Bhopal Survivors announce an Indefinite Dharna 15th April
April 15, 2010 Leave a comment
“Even under the most crushing state machinery courage rises up again and again, for fear is not the natural state of civilized man.” ~ Aung San Suu Kyi.
Bhopal Gas Peedit Mahila Stationery Karmachari Sangh
Bhopal Gas Peedit Mahila Purush Sangarsh Morcha
Children Against Dow-Carbide
Bhopal Group for Information and Action.
13 April 2010
At a Press Conference today, four Bhopal based organizations representing people exposed to Union Carbide’s toxic chemicals and their children announced their indefinite protest in the capital calling for the establishment of an Empowered Commission on Bhopal for long term medical care and rehabilitation of the victims. “Our people will reach Delhi on 15th and will stay as long as it takes the Prime Minister to fulfill his two year old promise to set up the Empowered Commission,” said Rashida Bee, President of Bhopal Gas Peedit Mahila Stationery Karmchari Sangh, who has been awarded Goldman Environmental Prize for her work in Bhopal.
The Bhopalis, including two survivors of the December 1984 disaster and two children exposed to toxic contamination from Union Carbide’s untreated chemical waste, presented a document read out on 29 May, 2008 by the then Minister of State for PMO, Prithviraj Chavan, in which he publicly declared the Government’s “in-principle” agreement to set up an Empowered Commission on Bhopal. This was followed by a decision of the Group of Ministers on Bhopal, headed at that time by Arjun Singh, recommending the setting up of the Empowered Commission.
April 17th marks the fourth anniversary of the Bhopalis’ first meeting with Prime Minister Singh, where he assured them that the lingering issues of medical, environmental, economic rehabilitation in Bhopal would be taken care of.
“It wasn’t easy getting to meet the Prime Minister,” said Syed M Irfan, President of the Bhopal Gas Peedit Mahila Purush sangharsh Morcha. “We had to walk 800 kilometers and then we had to do another Bhopal to New Delhi Padyatra in 2008 for the Prime Minister to issue a written promise.” He said that the Empowered Commission is urgently needed to stop the ongoing disasters in Bhopal that are still killing, injuring and maiming the unborn.
“Despite the promises, 20,000 people are still drinking poisoned water; 10,000 gas victims who were promised jobs are jobless; medical treatment for the indigent victims remains elusive; the site and its surroundings are polluted, and the culprit – Dow Chemical – is freely doing business in India,” said Safreen Khan from Children against Dow-Carbide an organization of second generation victims.“What is the worth of the PM’s word?” she asks.
According to Rachna Dhingra from the Bhopal group for Information and Action, since the first time that Prime Minister Singh promised action in 2006, nothing has moved in favour of the Bhopalis.
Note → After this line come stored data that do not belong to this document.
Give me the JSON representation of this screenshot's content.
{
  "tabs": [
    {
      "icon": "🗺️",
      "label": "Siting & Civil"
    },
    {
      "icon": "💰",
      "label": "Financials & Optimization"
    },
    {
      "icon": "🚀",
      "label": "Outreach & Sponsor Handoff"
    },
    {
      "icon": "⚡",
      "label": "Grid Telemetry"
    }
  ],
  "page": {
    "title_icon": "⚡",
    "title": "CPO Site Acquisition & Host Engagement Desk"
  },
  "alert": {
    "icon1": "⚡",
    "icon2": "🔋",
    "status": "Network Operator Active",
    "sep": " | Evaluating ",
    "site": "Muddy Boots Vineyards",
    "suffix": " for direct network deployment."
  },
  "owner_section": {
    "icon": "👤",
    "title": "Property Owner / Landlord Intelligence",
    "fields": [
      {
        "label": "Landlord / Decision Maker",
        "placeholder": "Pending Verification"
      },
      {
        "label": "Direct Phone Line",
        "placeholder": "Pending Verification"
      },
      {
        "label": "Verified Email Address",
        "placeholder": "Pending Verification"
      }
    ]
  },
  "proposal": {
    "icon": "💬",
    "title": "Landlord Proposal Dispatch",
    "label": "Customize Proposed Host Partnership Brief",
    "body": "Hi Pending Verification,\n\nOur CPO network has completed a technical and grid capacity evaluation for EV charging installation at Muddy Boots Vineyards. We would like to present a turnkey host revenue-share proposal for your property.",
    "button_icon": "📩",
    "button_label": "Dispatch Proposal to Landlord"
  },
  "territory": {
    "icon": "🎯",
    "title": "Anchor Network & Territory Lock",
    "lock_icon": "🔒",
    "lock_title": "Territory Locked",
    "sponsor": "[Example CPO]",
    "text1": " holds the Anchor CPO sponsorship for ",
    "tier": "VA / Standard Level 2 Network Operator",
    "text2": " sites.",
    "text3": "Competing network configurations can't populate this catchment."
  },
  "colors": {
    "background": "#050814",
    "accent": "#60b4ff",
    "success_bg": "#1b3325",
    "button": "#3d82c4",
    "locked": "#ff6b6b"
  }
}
Rather, 22 survivors have spent time in high security Tihar jail; 36 people including 12 children have been beaten in the Parliament Street police station; serious charges of assaulting police officers have been filed against a 16-year old Carbide victim and another 75-year old gas victim, and four Chennai-based supporters are facing charges in a Delhi court that could result in a maximum jail term of 5 years. All these people took action to remind the Government of its unkept promises.
Rashida Bee said that they already anticipate violence by Delhi police starting from April 15. She said that they have been told by the Parliament Street police station that out of state protestors, such as those from Bhopal, will not be allowed to camp in Jantar Mantar because of the Commonwealth Games.
“We are beaten and falsely charged just for peacefully reminding the Prime Minister of his unkept promise. If all non-violent and democratic means of articulating our frustration over 25 years of broken promises are prohibited, what does the government expect us to do? Go in to hiding? Take up guns?” asked Rashida Bee.
Satinath Sarangi of the Bhopal Group for Information and Action said that the Prime Minister’s apathy toward the plight of the Bhopalis is in stark contrast to his commitment to keeping their promise to the US Congress and nuclear equipment suppliers. By actively moving the Nuclear Liability Bill even as Bhopalis are fighting for resolution of Dow Chemical and Union Carbide’s liabilities 25 years after the disaster, the Prime Minister is busy indemnifying the likes of GE and Westinghouse Electric from future liabilities that may arise due to nuclear disasters.